First, find the specific area that is bothersome. Hold your finger in the middle of the most painful or most tense area.  Have them flex their foot.  Have them push against your hand, with pressure on the big toe, little toe, side of their foot, etc, one at a time until you get the effected muscle to contract.

Once you find the problem spot, stretch it in the opposite direction, do MFR, compressions and deep stripping. You can also do ice massage and heat, which I discuss in another article, “Self-Care for Bruises,” and “Ice Massage”.

If you ever have any questions, email me and we can try to find a solution.

Ice Massage for Stubborn Bruises

Image

Use ice massage for stubborn leg, foot, hand or arm injuries.  I have also used it on the neck and shoulder, but those are a bit harder to make work without getting your client soaked with cold water.

Ice massage is very quick.

It is also a good idea to use a heated table cover and to cover your client with a blanket.

I use a cup especially designed for ice massage, and it’s very convenient but not essential.  Before these cups I used paper cups, filled them half-way with water and froze them.  When I needed them, I would simply rip the top of the cup off and was ready to go.

So, get your ice and 2 towels.  Put the larger towel under the area to protect your sheets and soak up any melting water from the ice.

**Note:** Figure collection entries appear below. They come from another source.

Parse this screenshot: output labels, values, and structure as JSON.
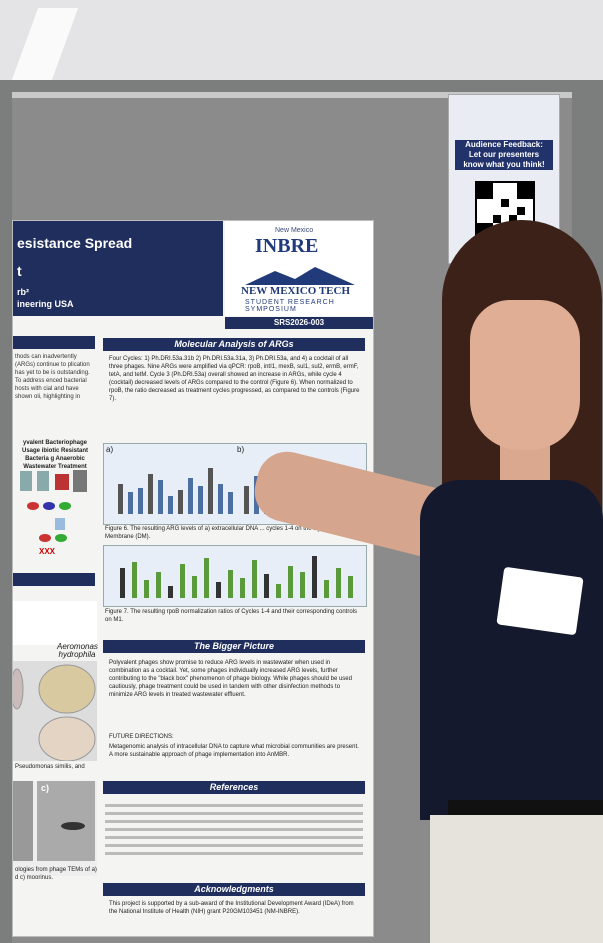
{
  "poster": {
    "title_line1": "esistance Spread",
    "title_line2": "t",
    "author_frag": "rb²",
    "dept_frag": "ineering",
    "loc_frag": "USA",
    "logo_small": "New Mexico",
    "logo_big": "INBRE",
    "logo_univ": "NEW MEXICO TECH",
    "logo_symposium": "STUDENT RESEARCH SYMPOSIUM",
    "poster_id": "SRS2026-003",
    "sec_molecular": "Molecular Analysis of ARGs",
    "molecular_text": "Four Cycles: 1) Ph.DRI.53a.31b 2) Ph.DRI.53a.31a, 3) Ph.DRI.53a, and 4) a cocktail of all three phages. Nine ARGs were amplified via qPCR: rpoB, intI1, mexB, sul1, sul2, ermB, ermF, tetA, and tetM. Cycle 3 (Ph.DRI.53a) overall showed an increase in ARGs, while cycle 4 (cocktail) decreased levels of ARGs compared to the control (Figure 6). When normalized to rpoB, the ratio decreased as treatment cycles progressed, as compared to the controls (Figure 7).",
    "fig6_caption": "Figure 6. The resulting ARG levels of a) extracellular DNA ... cycles 1-4 on the Dynamic Membrane (DM).",
    "fig7_caption": "Figure 7. The resulting rpoB normalization ratios of Cycles 1-4 and their corresponding controls on M1.",
    "sec_bigger": "The Bigger Picture",
    "bigger_text": "Polyvalent phages show promise to reduce ARG levels in wastewater when used in combination as a cocktail. Yet, some phages individually increased ARG levels, further contributing to the \"black box\" phenomenon of phage biology. While phages should be used cautiously, phage treatment could be used in tandem with other disinfection methods to minimize ARG levels in treated wastewater effluent.",
    "future": "FUTURE DIRECTIONS:",
    "future_text": "Metagenomic analysis of intracellular DNA to capture what microbial communities are present. A more sustainable approach of phage implementation into AnMBR.",
    "sec_references": "References",
    "sec_ack": "Acknowledgments",
    "ack_text": "This project is supported by a sub-award of the Institutional Development Award (IDeA) from the National Institute of Health (NIH) grant P20GM103451 (NM-INBRE).",
    "left_col_text": "thods can inadvertently (ARGs) continue to plication has yet to be is outstanding. To address enced bacterial hosts with cial and have shown oli, highlighting in",
    "left_fig_title": "yvalent Bacteriophage Usage ibiotic Resistant Bacteria g Anaerobic Wastewater Treatment",
    "aeromonas": "Aeromonas hydrophila",
    "pseudomonas": "Pseudomonas similis, and",
    "tem_caption": "ologies from phage TEMs of a) d c) moorinus.",
    "panel_c": "c)",
    "chart_a": "a)",
    "chart_b": "b)"
  },
  "qr_card": {
    "line1": "Audience Feedback:",
    "line2": "Let our presenters",
    "line3": "know what you think!"
  },
  "colors": {
    "poster_navy": "#1f2e5c",
    "bar_blue": "#4a6fa0",
    "bar_green": "#5a9a3a"
  }
}
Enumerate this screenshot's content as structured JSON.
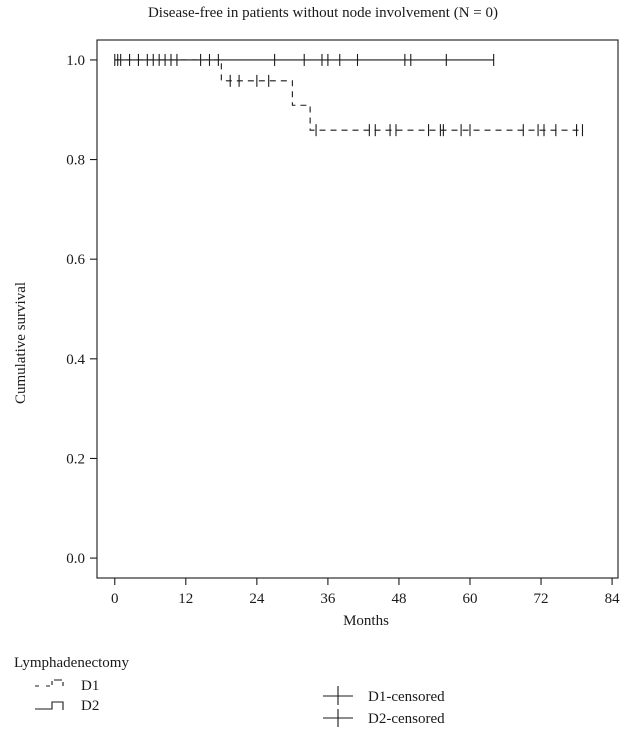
{
  "chart_data": {
    "type": "line",
    "title": "Disease-free in patients without node involvement (N = 0)",
    "xlabel": "Months",
    "ylabel": "Cumulative survival",
    "xlim": [
      -3,
      85
    ],
    "ylim": [
      -0.04,
      1.04
    ],
    "x_ticks": [
      0,
      12,
      24,
      36,
      48,
      60,
      72,
      84
    ],
    "y_ticks": [
      0.0,
      0.2,
      0.4,
      0.6,
      0.8,
      1.0
    ],
    "legend": {
      "title": "Lymphadenectomy",
      "entries": [
        "D1",
        "D2",
        "D1-censored",
        "D2-censored"
      ],
      "placement": "below"
    },
    "series": [
      {
        "name": "D1",
        "style": "dashed",
        "steps": [
          {
            "x": 0,
            "y": 1.0
          },
          {
            "x": 18,
            "y": 0.958
          },
          {
            "x": 30,
            "y": 0.909
          },
          {
            "x": 33,
            "y": 0.859
          },
          {
            "x": 79,
            "y": 0.859
          }
        ],
        "censored_x": [
          19.5,
          21,
          24,
          26,
          34,
          43,
          44,
          46.5,
          47.5,
          53,
          55,
          55.5,
          58.5,
          60,
          69,
          71.5,
          72.5,
          74.5,
          78,
          79
        ]
      },
      {
        "name": "D2",
        "style": "solid",
        "steps": [
          {
            "x": 0,
            "y": 1.0
          },
          {
            "x": 64,
            "y": 1.0
          }
        ],
        "censored_x": [
          0,
          0.5,
          1,
          2.5,
          4,
          5.5,
          6.5,
          7.5,
          8.5,
          9.5,
          10.5,
          14.5,
          16,
          17.5,
          27,
          32,
          35,
          36,
          38,
          41,
          49,
          50,
          56,
          64
        ]
      }
    ]
  }
}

Have your massage lotion or oil close because you will want to use it directly after icing.

Drape the 2nd towel over your shoulder, having it ready to blot any drops of melting ice.  There is nothing more uncomfortable than dripping ice-water.

On the focus area including at least 3 inches beyond the focus area, move the ice quickly back and forth in a circle, then blot the drips; move ice quickly back and forth, then blot, etc, until the skin is bright pink and the client tells you that their skin is numb to the touch.  This will take about 3-5 minutes.

Put the ice in a set, safe location, dry off the focus area as you are getting oil or lotion and immediately begin deep stripping on the most sensitive area, pushing towards the heart.

Use cross fiber friction as well as deep stripping, trying to feel for the knot(s).  Only do 4-6 passes with deep pressure. Next, widen the area on which you are working and assimilate all areas.

The next deep passes will need to wait for about an hour, after the area is warm again and the skin is not longer cold.  Stretch, use MFR, and NMT and deep tissue between sessions.